Turning right onto La Cienega, my phone rings and it’s Charlotte.

“You need to come here,” she says.

“Where?”

“Ginger took me to an estate sale.”

“A good one?”

“You just have to come.”

“Someone famous?”

“Yes,” she says.

“Sounds fun but I need to measure for that music stand.”

“Emi,” she says. “Trust me. You need to come here now.”

So I scribble down the address, make a U-turn, and head toward the Hollywood Hills. I drive up Sunset and roll down all the windows, partly because the air-conditioning doesn’t work and it’s ninety degrees, but mostly because I’m driving past palm trees and hundreds of beauty parlors and taco trucks and doughnut shops and clothing stores and nightclubs, and I like to take it all in and think about how Los Angeles is the best place in the world.

I turn when my phone tells me to turn and start ascending the hills, where the roads become narrower and the houses more expensive. I keep going, higher than I’ve ever gone, until the houses are not only way bigger and nicer than the already big, nice houses below them, but also farther apart. And, finally, I turn into a driveway that I’m pretty sure has never before encountered a beat-up hatchback with locks that don’t work.

I park under the branches of old, gorgeous trees that are full and green in spite of the arrival of summer, step out of my car, lean against the bumper, and take a look at this house. My job has taken me to a lot of ridiculously nice houses, but this one stands out. It’s older and grander, but there’s more to it than that. It just feels different. More significant. I’m not thinking about Morgan and thinking instead about who might have owned this house. It was probably someone old, which is good, because an estate sale means someone has died, and it’s sad to dig through thirty-year-old people’s stuff and think about the futures they could have had.

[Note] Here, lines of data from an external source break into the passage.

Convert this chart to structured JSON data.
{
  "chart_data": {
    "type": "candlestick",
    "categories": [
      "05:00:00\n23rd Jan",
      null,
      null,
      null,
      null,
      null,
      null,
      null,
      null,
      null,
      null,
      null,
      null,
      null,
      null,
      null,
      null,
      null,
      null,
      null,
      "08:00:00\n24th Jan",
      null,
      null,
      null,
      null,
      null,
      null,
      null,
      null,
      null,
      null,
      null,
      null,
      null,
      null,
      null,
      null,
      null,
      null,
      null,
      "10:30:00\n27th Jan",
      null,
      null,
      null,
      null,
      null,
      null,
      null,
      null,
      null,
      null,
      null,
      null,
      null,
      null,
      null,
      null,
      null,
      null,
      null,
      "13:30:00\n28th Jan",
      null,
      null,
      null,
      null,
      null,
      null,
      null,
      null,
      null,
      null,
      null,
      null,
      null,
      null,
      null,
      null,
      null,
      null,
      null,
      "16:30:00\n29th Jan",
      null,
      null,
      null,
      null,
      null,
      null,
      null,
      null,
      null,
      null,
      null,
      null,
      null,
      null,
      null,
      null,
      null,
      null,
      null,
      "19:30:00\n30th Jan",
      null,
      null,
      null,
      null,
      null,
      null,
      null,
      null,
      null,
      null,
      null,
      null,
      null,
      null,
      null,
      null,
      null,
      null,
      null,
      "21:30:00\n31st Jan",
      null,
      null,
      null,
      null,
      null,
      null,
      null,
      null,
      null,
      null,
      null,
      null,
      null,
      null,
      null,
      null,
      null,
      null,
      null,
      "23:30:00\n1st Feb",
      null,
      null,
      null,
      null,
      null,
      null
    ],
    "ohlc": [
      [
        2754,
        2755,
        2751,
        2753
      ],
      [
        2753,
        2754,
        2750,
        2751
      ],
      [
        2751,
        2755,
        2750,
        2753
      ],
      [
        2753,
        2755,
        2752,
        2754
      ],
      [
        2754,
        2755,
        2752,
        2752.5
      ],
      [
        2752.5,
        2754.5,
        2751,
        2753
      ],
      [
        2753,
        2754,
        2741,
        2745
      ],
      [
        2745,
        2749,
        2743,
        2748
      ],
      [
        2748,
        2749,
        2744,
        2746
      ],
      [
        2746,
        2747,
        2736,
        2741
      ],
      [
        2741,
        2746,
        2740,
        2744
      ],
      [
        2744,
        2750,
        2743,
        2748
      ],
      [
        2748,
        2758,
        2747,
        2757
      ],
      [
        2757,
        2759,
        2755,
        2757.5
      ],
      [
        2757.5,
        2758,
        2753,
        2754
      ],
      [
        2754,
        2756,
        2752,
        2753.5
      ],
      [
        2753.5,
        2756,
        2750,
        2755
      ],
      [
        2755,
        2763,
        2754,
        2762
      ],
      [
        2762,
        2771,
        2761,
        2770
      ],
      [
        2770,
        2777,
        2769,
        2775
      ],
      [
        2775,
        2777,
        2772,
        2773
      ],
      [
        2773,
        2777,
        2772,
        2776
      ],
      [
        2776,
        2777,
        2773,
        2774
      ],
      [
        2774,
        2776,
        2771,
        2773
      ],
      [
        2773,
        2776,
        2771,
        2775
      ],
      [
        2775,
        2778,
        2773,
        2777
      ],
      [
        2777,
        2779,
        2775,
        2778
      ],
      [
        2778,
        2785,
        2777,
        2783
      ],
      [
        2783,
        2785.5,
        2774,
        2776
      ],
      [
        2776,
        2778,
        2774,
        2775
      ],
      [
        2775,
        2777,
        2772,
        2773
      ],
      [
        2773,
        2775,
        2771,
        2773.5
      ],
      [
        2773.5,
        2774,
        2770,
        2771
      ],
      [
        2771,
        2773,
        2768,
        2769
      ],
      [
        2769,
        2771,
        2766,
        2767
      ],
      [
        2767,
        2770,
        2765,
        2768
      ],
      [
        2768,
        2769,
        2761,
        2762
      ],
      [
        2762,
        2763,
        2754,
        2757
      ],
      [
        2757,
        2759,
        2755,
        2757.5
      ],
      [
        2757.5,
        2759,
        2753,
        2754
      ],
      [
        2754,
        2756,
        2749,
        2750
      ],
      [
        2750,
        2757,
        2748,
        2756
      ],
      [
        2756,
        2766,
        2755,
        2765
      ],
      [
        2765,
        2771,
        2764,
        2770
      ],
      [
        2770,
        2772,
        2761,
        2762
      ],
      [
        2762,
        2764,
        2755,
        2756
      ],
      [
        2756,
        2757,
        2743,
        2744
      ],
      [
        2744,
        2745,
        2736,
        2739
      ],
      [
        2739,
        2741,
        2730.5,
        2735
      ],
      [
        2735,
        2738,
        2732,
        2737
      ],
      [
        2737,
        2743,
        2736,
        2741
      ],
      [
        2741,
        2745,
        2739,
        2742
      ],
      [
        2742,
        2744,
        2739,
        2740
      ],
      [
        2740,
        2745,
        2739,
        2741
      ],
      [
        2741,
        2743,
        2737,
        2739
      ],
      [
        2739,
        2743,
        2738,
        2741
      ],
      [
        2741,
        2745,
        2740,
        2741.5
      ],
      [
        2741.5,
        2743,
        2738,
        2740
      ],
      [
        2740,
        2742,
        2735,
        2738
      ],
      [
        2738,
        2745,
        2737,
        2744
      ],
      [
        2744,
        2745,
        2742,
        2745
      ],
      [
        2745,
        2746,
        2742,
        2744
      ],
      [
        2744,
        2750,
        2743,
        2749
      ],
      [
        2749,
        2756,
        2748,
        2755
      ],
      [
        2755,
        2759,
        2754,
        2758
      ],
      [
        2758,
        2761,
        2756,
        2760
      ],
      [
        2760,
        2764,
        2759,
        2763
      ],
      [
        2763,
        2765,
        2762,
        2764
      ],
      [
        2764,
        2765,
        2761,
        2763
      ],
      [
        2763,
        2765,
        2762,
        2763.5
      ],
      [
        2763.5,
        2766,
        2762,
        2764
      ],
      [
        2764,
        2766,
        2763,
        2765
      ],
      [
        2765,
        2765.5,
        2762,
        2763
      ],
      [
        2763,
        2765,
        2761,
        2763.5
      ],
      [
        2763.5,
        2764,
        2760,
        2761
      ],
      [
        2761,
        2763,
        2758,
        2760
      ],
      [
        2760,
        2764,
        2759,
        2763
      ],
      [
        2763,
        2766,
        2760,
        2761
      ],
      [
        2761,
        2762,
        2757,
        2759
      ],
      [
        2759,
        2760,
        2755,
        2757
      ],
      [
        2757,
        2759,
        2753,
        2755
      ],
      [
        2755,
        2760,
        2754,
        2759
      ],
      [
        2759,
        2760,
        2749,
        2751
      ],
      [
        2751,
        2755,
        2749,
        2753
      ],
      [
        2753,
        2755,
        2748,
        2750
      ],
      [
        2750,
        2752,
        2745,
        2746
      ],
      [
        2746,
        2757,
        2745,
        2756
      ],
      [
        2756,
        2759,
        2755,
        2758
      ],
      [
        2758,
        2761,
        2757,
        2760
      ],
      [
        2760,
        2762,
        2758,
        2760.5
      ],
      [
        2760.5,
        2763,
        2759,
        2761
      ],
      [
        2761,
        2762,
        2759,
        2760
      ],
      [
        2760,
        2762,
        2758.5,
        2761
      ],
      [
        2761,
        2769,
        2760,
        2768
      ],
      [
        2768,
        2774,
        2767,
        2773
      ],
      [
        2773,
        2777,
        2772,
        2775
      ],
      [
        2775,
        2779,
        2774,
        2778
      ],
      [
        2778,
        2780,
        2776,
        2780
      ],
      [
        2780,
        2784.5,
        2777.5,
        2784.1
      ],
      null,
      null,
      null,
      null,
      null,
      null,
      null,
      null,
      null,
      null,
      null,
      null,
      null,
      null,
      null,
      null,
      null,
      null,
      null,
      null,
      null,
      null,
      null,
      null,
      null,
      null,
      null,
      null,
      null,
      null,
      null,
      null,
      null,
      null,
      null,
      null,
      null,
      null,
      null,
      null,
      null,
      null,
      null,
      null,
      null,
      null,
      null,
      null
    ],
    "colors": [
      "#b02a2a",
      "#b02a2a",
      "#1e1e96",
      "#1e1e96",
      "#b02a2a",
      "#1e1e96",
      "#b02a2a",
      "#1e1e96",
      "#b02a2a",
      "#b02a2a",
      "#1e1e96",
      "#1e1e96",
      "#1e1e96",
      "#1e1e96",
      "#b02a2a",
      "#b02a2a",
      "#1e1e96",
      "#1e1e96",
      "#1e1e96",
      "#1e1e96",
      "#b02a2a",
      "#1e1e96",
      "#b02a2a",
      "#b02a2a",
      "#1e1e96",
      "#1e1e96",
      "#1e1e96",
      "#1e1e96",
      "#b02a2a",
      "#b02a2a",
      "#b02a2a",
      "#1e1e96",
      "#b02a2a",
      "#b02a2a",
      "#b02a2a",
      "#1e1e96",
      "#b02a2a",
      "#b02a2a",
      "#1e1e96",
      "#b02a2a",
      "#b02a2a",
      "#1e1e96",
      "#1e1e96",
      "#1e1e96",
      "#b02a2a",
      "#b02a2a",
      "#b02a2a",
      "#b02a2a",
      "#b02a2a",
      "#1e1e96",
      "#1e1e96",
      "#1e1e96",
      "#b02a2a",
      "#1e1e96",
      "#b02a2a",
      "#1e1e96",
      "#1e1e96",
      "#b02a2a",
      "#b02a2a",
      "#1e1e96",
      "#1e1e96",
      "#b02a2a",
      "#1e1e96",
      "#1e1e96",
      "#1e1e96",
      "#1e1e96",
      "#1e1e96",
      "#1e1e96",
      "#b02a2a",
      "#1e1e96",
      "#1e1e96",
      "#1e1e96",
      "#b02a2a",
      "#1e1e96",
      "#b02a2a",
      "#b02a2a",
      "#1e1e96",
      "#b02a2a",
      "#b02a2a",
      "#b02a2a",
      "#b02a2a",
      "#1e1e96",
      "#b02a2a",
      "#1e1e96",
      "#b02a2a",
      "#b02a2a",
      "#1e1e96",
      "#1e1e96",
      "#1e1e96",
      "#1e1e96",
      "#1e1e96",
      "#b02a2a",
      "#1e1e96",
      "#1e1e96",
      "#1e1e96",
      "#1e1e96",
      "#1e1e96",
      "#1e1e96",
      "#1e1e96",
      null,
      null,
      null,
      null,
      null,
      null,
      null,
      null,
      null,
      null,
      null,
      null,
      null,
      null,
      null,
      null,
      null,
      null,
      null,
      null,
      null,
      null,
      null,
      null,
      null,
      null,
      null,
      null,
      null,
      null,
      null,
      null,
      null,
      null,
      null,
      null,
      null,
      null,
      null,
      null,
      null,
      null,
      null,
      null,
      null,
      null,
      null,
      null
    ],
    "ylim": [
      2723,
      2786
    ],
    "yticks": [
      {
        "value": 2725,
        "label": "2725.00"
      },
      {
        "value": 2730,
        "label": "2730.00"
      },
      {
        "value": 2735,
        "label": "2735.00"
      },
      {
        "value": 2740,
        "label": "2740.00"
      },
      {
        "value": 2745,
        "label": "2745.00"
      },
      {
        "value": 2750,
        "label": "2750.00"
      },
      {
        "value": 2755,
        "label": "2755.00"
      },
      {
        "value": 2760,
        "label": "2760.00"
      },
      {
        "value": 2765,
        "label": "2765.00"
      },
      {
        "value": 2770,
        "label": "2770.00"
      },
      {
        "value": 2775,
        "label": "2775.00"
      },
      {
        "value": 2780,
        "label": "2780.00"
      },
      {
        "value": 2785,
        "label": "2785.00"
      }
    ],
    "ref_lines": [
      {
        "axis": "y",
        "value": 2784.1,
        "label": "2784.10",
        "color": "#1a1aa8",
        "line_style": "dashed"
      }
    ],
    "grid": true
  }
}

The double front doors swing open and Charlotte steps into the sun. Her jeans are rolled up at the ankles and her blond hair is in pigtails, and her face is part serious, part elated.

“Guess,” she says.

I try to think of who has died in the last couple of weeks. My first thought is our physics teacher’s grandmother, but I seriously doubt she would have lived in a house like this one. Then I think of someone else, but I don’t say anything because the thought is crazy. This death is huge. Front-page huge. Every-time-I-turn-on-the-radio huge.